Tangled Branches: Satiated
riveting tales of how we sustain ourselves
Wednesday, June 25, 2008
Ants on a Tree
Today's NY Times has an article about the renaming of Chinese dishes so as not to frighten the Olympic visitors. "Ants Climbing up a Tree" should now be called "Sauteed Vermicelli with Spicy Minced Pork". But, um, isn't vermicelli literally "little worms" in Italian? Is that less scary?
We had this very dish last evening at Sichuan Village. Very tasty, whatever they call it, but the rendition we were served last night had too much sauce if you ask me. It was more like "Ants Swimming in Chili Sauce".
Saturday, June 21, 2008
Mojito Salmon and More Swiss Chard
As much as I'd like everyone to believe that I only serve freshly-prepared local sustainable organic food, that really isn't the case. So, when Mojito Salmon showed up at Trader Joe's a few months ago I eagerly put it in my shopping cart. And we liked it, but I said to the spouse "This sauce would be really easy to make. It's basically a green Mexican salsa with extra lime juice and mint added. You just have to cook some salmon in any way you like and top it with the sauce." I'd been intending to verify my theory and last evening I finally got around to it. Success!

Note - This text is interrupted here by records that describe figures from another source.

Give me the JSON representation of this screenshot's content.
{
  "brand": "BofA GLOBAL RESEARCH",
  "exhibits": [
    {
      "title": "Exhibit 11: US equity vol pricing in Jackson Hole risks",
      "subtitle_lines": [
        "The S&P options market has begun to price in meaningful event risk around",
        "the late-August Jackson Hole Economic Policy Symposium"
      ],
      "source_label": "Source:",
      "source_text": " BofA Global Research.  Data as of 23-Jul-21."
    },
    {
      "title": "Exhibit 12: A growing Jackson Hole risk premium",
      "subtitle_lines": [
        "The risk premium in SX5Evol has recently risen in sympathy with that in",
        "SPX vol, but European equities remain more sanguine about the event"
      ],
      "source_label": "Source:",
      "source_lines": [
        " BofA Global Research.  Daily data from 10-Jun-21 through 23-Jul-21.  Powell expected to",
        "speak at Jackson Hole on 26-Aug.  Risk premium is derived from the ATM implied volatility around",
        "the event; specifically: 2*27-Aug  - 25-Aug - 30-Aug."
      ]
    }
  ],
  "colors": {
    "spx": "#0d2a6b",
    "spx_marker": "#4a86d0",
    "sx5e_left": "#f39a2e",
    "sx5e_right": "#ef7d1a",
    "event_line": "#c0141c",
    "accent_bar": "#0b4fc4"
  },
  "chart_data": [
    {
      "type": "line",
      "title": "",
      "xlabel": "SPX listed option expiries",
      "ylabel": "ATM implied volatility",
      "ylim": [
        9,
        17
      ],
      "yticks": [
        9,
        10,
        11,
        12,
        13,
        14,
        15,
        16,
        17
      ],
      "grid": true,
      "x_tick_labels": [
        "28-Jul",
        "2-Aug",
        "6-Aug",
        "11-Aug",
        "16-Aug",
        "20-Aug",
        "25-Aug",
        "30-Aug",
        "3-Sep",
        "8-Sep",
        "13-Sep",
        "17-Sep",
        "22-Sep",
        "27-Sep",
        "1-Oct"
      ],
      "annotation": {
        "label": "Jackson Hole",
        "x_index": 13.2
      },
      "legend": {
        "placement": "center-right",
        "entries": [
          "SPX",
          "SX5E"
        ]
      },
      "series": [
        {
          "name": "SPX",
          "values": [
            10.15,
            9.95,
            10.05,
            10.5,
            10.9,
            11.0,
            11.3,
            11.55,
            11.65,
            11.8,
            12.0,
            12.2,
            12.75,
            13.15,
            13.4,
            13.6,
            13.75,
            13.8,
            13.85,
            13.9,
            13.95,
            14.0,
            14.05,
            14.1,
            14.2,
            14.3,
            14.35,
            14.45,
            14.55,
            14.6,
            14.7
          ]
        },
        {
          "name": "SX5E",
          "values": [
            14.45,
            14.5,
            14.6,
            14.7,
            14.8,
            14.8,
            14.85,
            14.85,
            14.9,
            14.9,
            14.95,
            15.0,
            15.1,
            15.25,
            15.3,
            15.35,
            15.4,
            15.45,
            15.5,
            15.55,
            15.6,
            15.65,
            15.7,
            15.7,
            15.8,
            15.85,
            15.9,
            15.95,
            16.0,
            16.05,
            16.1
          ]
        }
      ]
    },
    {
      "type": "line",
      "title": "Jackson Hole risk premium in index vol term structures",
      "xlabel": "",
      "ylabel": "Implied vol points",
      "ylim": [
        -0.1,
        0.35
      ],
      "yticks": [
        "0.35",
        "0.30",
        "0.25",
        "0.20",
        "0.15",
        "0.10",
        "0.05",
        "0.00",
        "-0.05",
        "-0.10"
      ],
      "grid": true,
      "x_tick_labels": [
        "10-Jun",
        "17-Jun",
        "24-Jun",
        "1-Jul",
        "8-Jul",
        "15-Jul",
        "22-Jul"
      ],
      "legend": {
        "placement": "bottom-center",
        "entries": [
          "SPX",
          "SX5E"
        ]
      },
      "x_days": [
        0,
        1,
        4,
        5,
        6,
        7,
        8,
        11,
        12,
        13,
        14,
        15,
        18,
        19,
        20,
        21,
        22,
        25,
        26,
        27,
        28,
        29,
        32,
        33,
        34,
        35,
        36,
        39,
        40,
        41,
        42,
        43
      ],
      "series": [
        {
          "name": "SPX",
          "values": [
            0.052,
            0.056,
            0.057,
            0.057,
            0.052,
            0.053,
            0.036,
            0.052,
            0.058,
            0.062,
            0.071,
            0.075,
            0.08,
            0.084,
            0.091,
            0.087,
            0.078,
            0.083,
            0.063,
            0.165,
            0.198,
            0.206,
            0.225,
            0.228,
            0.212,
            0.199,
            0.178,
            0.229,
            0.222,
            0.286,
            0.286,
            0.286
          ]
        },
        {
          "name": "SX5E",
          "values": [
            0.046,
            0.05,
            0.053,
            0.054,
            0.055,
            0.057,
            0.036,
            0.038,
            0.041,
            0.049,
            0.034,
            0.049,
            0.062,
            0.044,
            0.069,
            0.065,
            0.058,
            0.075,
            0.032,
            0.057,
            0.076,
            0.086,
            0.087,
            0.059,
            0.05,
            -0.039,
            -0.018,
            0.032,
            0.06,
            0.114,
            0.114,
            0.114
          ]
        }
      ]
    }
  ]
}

I opened a jar of Arriba Roasted Green Salsa (we're still a few weeks away from harvesting ingredients for fresh salsa), placed about half a cup in a bowl, cut up a lime and minced some spearmint leaves and started tasting. I think I ended up with somewhere around 10 large mint leaves and the juice of about a third of a small lime to the half cup of store-bought salsa.

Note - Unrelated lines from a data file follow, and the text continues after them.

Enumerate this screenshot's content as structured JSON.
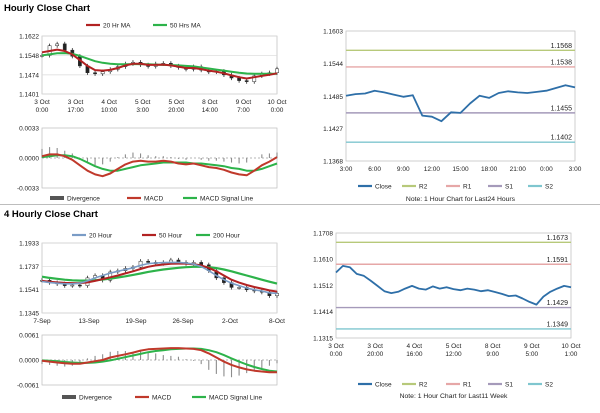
{
  "sections": [
    {
      "title": "Hourly Close Chart"
    },
    {
      "title": "4 Hourly Close Chart"
    }
  ],
  "colors": {
    "ma_short": "#b22222",
    "ma_long": "#2db34a",
    "price": "#2a2a2a",
    "grid": "#d9d9d9",
    "close": "#2e6fa8",
    "r2": "#b7c97a",
    "r1": "#e6a7a7",
    "s1": "#a59aba",
    "s2": "#7fc6cf",
    "macd": "#c0392b",
    "signal": "#2db34a",
    "divergence": "#8c8c8c",
    "dark_gray": "#555555",
    "up_candle": "#ffffff",
    "down_candle": "#222222",
    "mid_gray": "#9e9e9e",
    "light_gray": "#f4f4f4",
    "steel_blue": "#7a9cc6"
  },
  "chart_data": [
    {
      "id": "hourly_price",
      "type": "line",
      "legend": [
        "20 Hr MA",
        "50 Hrs MA"
      ],
      "x_ticks": [
        [
          "3 Oct",
          "0:00"
        ],
        [
          "3 Oct",
          "17:00"
        ],
        [
          "4 Oct",
          "10:00"
        ],
        [
          "5 Oct",
          "3:00"
        ],
        [
          "5 Oct",
          "20:00"
        ],
        [
          "8 Oct",
          "14:00"
        ],
        [
          "9 Oct",
          "7:00"
        ],
        [
          "10 Oct",
          "0:00"
        ]
      ],
      "y_ticks": [
        1.1622,
        1.1548,
        1.1474,
        1.1401
      ],
      "ylim": [
        1.1401,
        1.1622
      ],
      "series": [
        {
          "name": "Price",
          "values": [
            1.1548,
            1.1585,
            1.1592,
            1.1568,
            1.1545,
            1.1508,
            1.1482,
            1.1478,
            1.1486,
            1.1495,
            1.1505,
            1.1516,
            1.1522,
            1.1512,
            1.1506,
            1.1516,
            1.1518,
            1.1508,
            1.1502,
            1.1495,
            1.1505,
            1.1492,
            1.1485,
            1.1488,
            1.1474,
            1.1462,
            1.1452,
            1.1448,
            1.147,
            1.1478,
            1.1482,
            1.1497
          ]
        },
        {
          "name": "20 Hr MA",
          "values": [
            1.156,
            1.1565,
            1.157,
            1.1565,
            1.1552,
            1.153,
            1.1508,
            1.1492,
            1.149,
            1.1493,
            1.15,
            1.151,
            1.1516,
            1.1516,
            1.1512,
            1.1512,
            1.1513,
            1.151,
            1.1505,
            1.15,
            1.15,
            1.1496,
            1.149,
            1.1486,
            1.148,
            1.1472,
            1.1465,
            1.146,
            1.1465,
            1.147,
            1.1474,
            1.148
          ]
        },
        {
          "name": "50 Hrs MA",
          "values": [
            1.1548,
            1.1552,
            1.1556,
            1.1557,
            1.1554,
            1.1546,
            1.1536,
            1.1526,
            1.152,
            1.1516,
            1.1514,
            1.1514,
            1.1515,
            1.1515,
            1.1514,
            1.1513,
            1.1512,
            1.1511,
            1.151,
            1.1508,
            1.1506,
            1.1502,
            1.1498,
            1.1494,
            1.149,
            1.1486,
            1.1482,
            1.1479,
            1.1478,
            1.1478,
            1.1478,
            1.1478
          ]
        }
      ]
    },
    {
      "id": "hourly_macd",
      "type": "line",
      "legend": [
        "Divergence",
        "MACD",
        "MACD Signal Line"
      ],
      "y_ticks": [
        0.0033,
        0.0,
        -0.0033
      ],
      "ylim": [
        -0.0033,
        0.0033
      ],
      "series": [
        {
          "name": "MACD",
          "values": [
            0.0002,
            0.0004,
            0.0004,
            0.0002,
            -0.0002,
            -0.0008,
            -0.0014,
            -0.0018,
            -0.002,
            -0.0017,
            -0.0012,
            -0.0007,
            -0.0004,
            -0.0003,
            -0.0004,
            -0.0004,
            -0.0003,
            -0.0004,
            -0.0006,
            -0.0007,
            -0.0006,
            -0.0008,
            -0.001,
            -0.0011,
            -0.0013,
            -0.0016,
            -0.0018,
            -0.0019,
            -0.0014,
            -0.0008,
            -0.0004,
            0.0001
          ]
        },
        {
          "name": "MACD Signal Line",
          "values": [
            0.0001,
            0.0002,
            0.0003,
            0.0003,
            0.0002,
            -0.0001,
            -0.0005,
            -0.0009,
            -0.0012,
            -0.0014,
            -0.0014,
            -0.0012,
            -0.001,
            -0.0008,
            -0.0007,
            -0.0006,
            -0.0005,
            -0.0005,
            -0.0005,
            -0.0005,
            -0.0006,
            -0.0006,
            -0.0007,
            -0.0008,
            -0.0009,
            -0.0011,
            -0.0012,
            -0.0014,
            -0.0014,
            -0.0012,
            -0.0009,
            -0.0006
          ]
        },
        {
          "name": "Divergence",
          "values": [
            0.001,
            0.0012,
            0.0011,
            0.0008,
            0.0005,
            -0.0002,
            -0.0006,
            -0.0008,
            -0.0007,
            -0.0004,
            0.0001,
            0.0004,
            0.0006,
            0.0005,
            0.0003,
            0.0002,
            0.0002,
            0.0001,
            -0.0001,
            -0.0002,
            0.0,
            -0.0002,
            -0.0003,
            -0.0003,
            -0.0004,
            -0.0005,
            -0.0006,
            -0.0005,
            0.0,
            0.0004,
            0.0005,
            0.0006
          ]
        }
      ]
    },
    {
      "id": "hourly_levels",
      "type": "line",
      "x_ticks": [
        "3:00",
        "6:00",
        "9:00",
        "12:00",
        "15:00",
        "18:00",
        "21:00",
        "0:00",
        "3:00"
      ],
      "y_ticks": [
        1.1603,
        1.1544,
        1.1485,
        1.1427,
        1.1368
      ],
      "ylim": [
        1.1368,
        1.1603
      ],
      "levels": [
        {
          "name": "R2",
          "value": 1.1568,
          "label": "1.1568"
        },
        {
          "name": "R1",
          "value": 1.1538,
          "label": "1.1538"
        },
        {
          "name": "S1",
          "value": 1.1455,
          "label": "1.1455"
        },
        {
          "name": "S2",
          "value": 1.1402,
          "label": "1.1402"
        }
      ],
      "series": [
        {
          "name": "Close",
          "values": [
            1.1486,
            1.1489,
            1.149,
            1.1495,
            1.1492,
            1.1488,
            1.1484,
            1.1487,
            1.145,
            1.1448,
            1.144,
            1.1456,
            1.1455,
            1.1472,
            1.1486,
            1.1482,
            1.1491,
            1.1494,
            1.1492,
            1.1491,
            1.1493,
            1.1495,
            1.15,
            1.1505,
            1.1501
          ]
        }
      ],
      "legend": [
        "Close",
        "R2",
        "R1",
        "S1",
        "S2"
      ],
      "note": "Note: 1 Hour Chart for Last24 Hours"
    },
    {
      "id": "four_hourly_price",
      "type": "line",
      "legend": [
        "20 Hour",
        "50 Hour",
        "200 Hour"
      ],
      "x_ticks": [
        "7-Sep",
        "13-Sep",
        "19-Sep",
        "26-Sep",
        "2-Oct",
        "8-Oct"
      ],
      "y_ticks": [
        1.1933,
        1.1737,
        1.1541,
        1.1345
      ],
      "ylim": [
        1.1345,
        1.1933
      ],
      "series": [
        {
          "name": "Price",
          "values": [
            1.162,
            1.16,
            1.159,
            1.1575,
            1.158,
            1.1575,
            1.164,
            1.166,
            1.162,
            1.169,
            1.17,
            1.172,
            1.173,
            1.178,
            1.177,
            1.176,
            1.177,
            1.179,
            1.177,
            1.176,
            1.177,
            1.175,
            1.17,
            1.164,
            1.16,
            1.156,
            1.156,
            1.154,
            1.153,
            1.152,
            1.149,
            1.151
          ]
        },
        {
          "name": "20 Hour",
          "values": [
            1.161,
            1.16,
            1.1595,
            1.159,
            1.159,
            1.1595,
            1.1615,
            1.164,
            1.166,
            1.168,
            1.1695,
            1.171,
            1.1725,
            1.1745,
            1.176,
            1.1765,
            1.1768,
            1.177,
            1.177,
            1.1765,
            1.1755,
            1.1735,
            1.17,
            1.166,
            1.1625,
            1.1595,
            1.1575,
            1.1555,
            1.154,
            1.153,
            1.1515,
            1.151
          ]
        },
        {
          "name": "50 Hour",
          "values": [
            1.1615,
            1.1608,
            1.1602,
            1.1598,
            1.1596,
            1.1596,
            1.1602,
            1.1615,
            1.163,
            1.1645,
            1.166,
            1.1678,
            1.1695,
            1.1715,
            1.1733,
            1.1745,
            1.1752,
            1.1758,
            1.176,
            1.176,
            1.1755,
            1.1745,
            1.1725,
            1.1695,
            1.166,
            1.1625,
            1.16,
            1.158,
            1.1563,
            1.155,
            1.1535,
            1.1525
          ]
        },
        {
          "name": "200 Hour",
          "values": [
            1.165,
            1.164,
            1.1632,
            1.1625,
            1.162,
            1.1617,
            1.1617,
            1.162,
            1.1626,
            1.1634,
            1.1643,
            1.1653,
            1.1665,
            1.1677,
            1.169,
            1.17,
            1.171,
            1.1718,
            1.1725,
            1.173,
            1.1733,
            1.1733,
            1.173,
            1.1722,
            1.171,
            1.1695,
            1.1678,
            1.166,
            1.1642,
            1.1625,
            1.1608,
            1.1592
          ]
        }
      ]
    },
    {
      "id": "four_hourly_macd",
      "type": "line",
      "legend": [
        "Divergence",
        "MACD",
        "MACD Signal Line"
      ],
      "y_ticks": [
        0.0061,
        0.0,
        -0.0061
      ],
      "ylim": [
        -0.0061,
        0.0061
      ],
      "series": [
        {
          "name": "MACD",
          "values": [
            -0.0002,
            -0.0004,
            -0.0006,
            -0.0008,
            -0.0009,
            -0.0009,
            -0.0006,
            -0.0003,
            0.0,
            0.0006,
            0.001,
            0.0014,
            0.0018,
            0.0023,
            0.0026,
            0.0027,
            0.0028,
            0.0029,
            0.0029,
            0.0028,
            0.0027,
            0.0024,
            0.0016,
            0.0006,
            -0.0004,
            -0.0012,
            -0.0018,
            -0.0023,
            -0.0026,
            -0.0028,
            -0.003,
            -0.003
          ]
        },
        {
          "name": "MACD Signal Line",
          "values": [
            -0.0001,
            -0.0002,
            -0.0003,
            -0.0005,
            -0.0006,
            -0.0007,
            -0.0007,
            -0.0006,
            -0.0004,
            -0.0001,
            0.0003,
            0.0007,
            0.0011,
            0.0015,
            0.0019,
            0.0022,
            0.0024,
            0.0026,
            0.0027,
            0.0028,
            0.0028,
            0.0027,
            0.0024,
            0.0019,
            0.0012,
            0.0004,
            -0.0004,
            -0.0011,
            -0.0017,
            -0.0022,
            -0.0026,
            -0.0028
          ]
        },
        {
          "name": "Divergence",
          "values": [
            -0.001,
            -0.0012,
            -0.0014,
            -0.0016,
            -0.0014,
            -0.001,
            0.0004,
            0.001,
            0.0014,
            0.002,
            0.0022,
            0.0022,
            0.002,
            0.0022,
            0.002,
            0.0016,
            0.0012,
            0.001,
            0.0008,
            0.0002,
            -0.0002,
            -0.001,
            -0.0024,
            -0.0034,
            -0.004,
            -0.0042,
            -0.0038,
            -0.0032,
            -0.0026,
            -0.002,
            -0.0014,
            -0.0008
          ]
        }
      ]
    },
    {
      "id": "four_hourly_levels",
      "type": "line",
      "x_ticks": [
        [
          "3 Oct",
          "0:00"
        ],
        [
          "3 Oct",
          "20:00"
        ],
        [
          "4 Oct",
          "16:00"
        ],
        [
          "5 Oct",
          "12:00"
        ],
        [
          "8 Oct",
          "9:00"
        ],
        [
          "9 Oct",
          "5:00"
        ],
        [
          "10 Oct",
          "1:00"
        ]
      ],
      "y_ticks": [
        1.1708,
        1.161,
        1.1512,
        1.1414,
        1.1315
      ],
      "ylim": [
        1.1315,
        1.1708
      ],
      "levels": [
        {
          "name": "R2",
          "value": 1.1673,
          "label": "1.1673"
        },
        {
          "name": "R1",
          "value": 1.1591,
          "label": "1.1591"
        },
        {
          "name": "S1",
          "value": 1.1429,
          "label": "1.1429"
        },
        {
          "name": "S2",
          "value": 1.1349,
          "label": "1.1349"
        }
      ],
      "series": [
        {
          "name": "Close",
          "values": [
            1.156,
            1.1585,
            1.158,
            1.1555,
            1.1548,
            1.153,
            1.151,
            1.149,
            1.1483,
            1.1488,
            1.15,
            1.151,
            1.15,
            1.1496,
            1.1508,
            1.15,
            1.1505,
            1.1498,
            1.1494,
            1.15,
            1.1496,
            1.149,
            1.1494,
            1.1487,
            1.148,
            1.1472,
            1.1474,
            1.1463,
            1.145,
            1.144,
            1.147,
            1.1488,
            1.15,
            1.151,
            1.1505
          ]
        }
      ],
      "legend": [
        "Close",
        "R2",
        "R1",
        "S1",
        "S2"
      ],
      "note": "Note: 1 Hour Chart for Last11 Week"
    }
  ]
}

For the salmon, I rubbed a large fillet (enough for two people) with olive oil, ground black pepper and a small amount of soy sauce. We grilled the salmon, spooned the sauce over it, and had a nice dinner.
Other than the mint, there was one more garden component to the meal. I'm still thinning the Swiss Chard, so I sauteed some green beans, chopped onion and coarsely chopped Swiss Chard. Seasoned with salt and a couple of spoonsful of the same Arriba Salsa (minus the lime and mint).
Tuesday, June 17, 2008
Spicing Up Swiss Chard
This post is as much for my own notes as anything else. I've been searching for ways to tame the earthy flavor of Swiss Chard. So far the most satisfactory experiments have involved one of two things - making sure the chard is not the main ingredient and sticking to spicy Asian-inspired dishes.

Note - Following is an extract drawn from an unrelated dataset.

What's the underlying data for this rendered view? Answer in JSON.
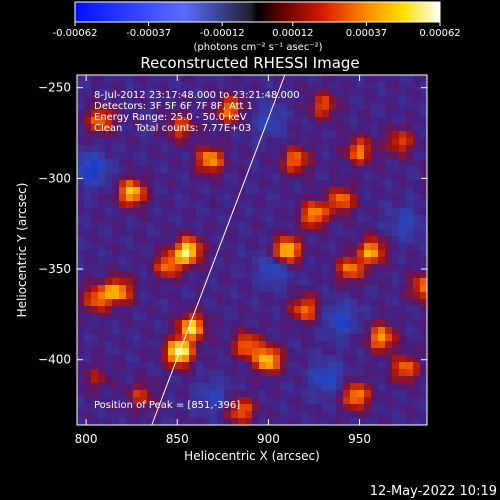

Last night's dish was good enough to write down for future reference.
1 clove fresh garlic
equal amount of ginger root
Chop fine in mini-chopper (or mince with a knife).
3 green onions, "onion" part sliced thinly crosswise and "leaf" part sliced thicker
2 small russet potatoes (may have been better with a more waxy, shape-holding potato), peeled and cut into approx 1/2 in dice
Swiss Chard thinnings, stems sliced thinly crosswise and leaves sliced into about 3/4 inch strips
a few small Bronze Fennel sprigs, finely chopped
Heat about a tablespoon of cooking oil on medium or medium-high heat in a large skillet. Sizzle ginger-garlic mixture briefly (try not to let it brown), then add 2 dried red chiles (broken in half) and 1/4 tsp turmeric. Sizzle that a few seconds and add potatoes, green onions, and bronze fennel. Stir until potatoes are well coated with spicy oil, add 1/4-1/2 tsp. ground cumin, 1/4-1/2 tsp. ground coriander seed, 1/2 tsp. salt and a small amount of water. Cover, turn down heat to medium-low, and cook until potatoes are almost cooked through.
Add sliced Swiss Chard, and 1/2 tsp. brown sugar, 1/4 tsp. garam masala (or cinnamon - the Bantry Bay garam masala I had on hand tastes mostly of cinnamon anyway), and a spritz of lemon juice. Let this cook until the Swiss Chard is wilted, adding more water if necessary. There should be a little liquid left in the finished dish, just enough so it's not dry.
I served this with grilled salmon topped with Green Chutney. The Green Chutney was some I made last fall (when fresh chiles and coriander/cilantro were plentiful) and put into the freezer in single-serving containers. Basically, it was a couple of green chiles, a good handful of coriander leaves, a few spearmint leaves, with lime juice and salt to taste, all chopped fine in the mini-chopper.